The effect of DCIVa on the nucleus was assessed by Hoechst 33258 staining. The results revealed that the HepG2 cell nucleus was condensed and fragmented upon treatment with 0.06 (Fig. 3B) and 0.1 µmol/ml DCIVa (Fig. 3C) treatment, compared with the control, further confirming the pro-apoptotic effect of DCIVa.

To further determine the effect of DCIVa on cell apoptosis, cell apoptosis was determined using an Annexin V-fluorescein isothiocyanate/PI assay. Following treatment with different concentrations of DCIVa, the number of cells in different stages of the cell cycle were measured by flow cytometry. As compared with control cells (Fig. 4A), 0.02 (Fig. 4B) and 0.04 µmol/ml (Fig. 4C) DCIVa had no obvious effect on the number of early stage apoptotic cells. Treatment with 0.06 (Fig. 4D) and 0.08 µmol/ml (Fig. 4E) DCIVa significantly increased the number of early stage apoptotic cells by 15.4 and 23.0% (Fig. 4F), respectively, compared with the control cells. Furthermore, 0.04 (Fig. 4C), 0.06 (Fig. 4D) and 0.08 µmol/ml (Fig. 4E) DCIVa markedly increased the number of late-stage apoptotic cells by 6.7, 17.3 and 33.5% (Fig. 4F), respectively. However, 0.02 µmol/ml (Fig. 4B) DCIVa caused no significant effect on the number of late stage apoptotic cells compared with the control group.
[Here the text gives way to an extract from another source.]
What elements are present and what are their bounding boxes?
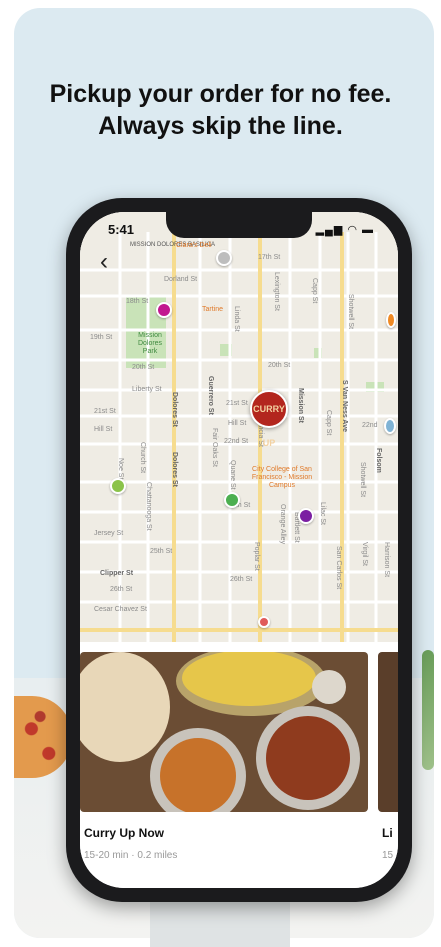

Next, the effect of DCIVa on cell cycle was determined. Flow cytometric analysis demonstrated that the HepG2 cell cycles markedly changed following treatment with different concentrations of DCIVa. The results revealed that the number of cells in the G2/M phase were significantly increased from 17.32 (Fig. 5A) or 18.52 (Fig. 5B) to 23.08 (Fig. 5C), 31.92 (Fig. 5D) and 40.52% (Fig. 5E) upon treatment with 0, 0.02, 0.04, 0.06 and 0.08 µmol/ml DCIVa, respectively (Fig. 5F).

To determine the underlying mechanism of DCIVa-induced cell apoptosis, western blot analysis was performed to determine the expression levels of Bax and Bcl-2. The result demonstrated that the protein expression of Bcl-2 was decreased, whereas the expression of Bax was increased by different concentrations of DCIVa, in a dose-dependent manner (Fig. 6).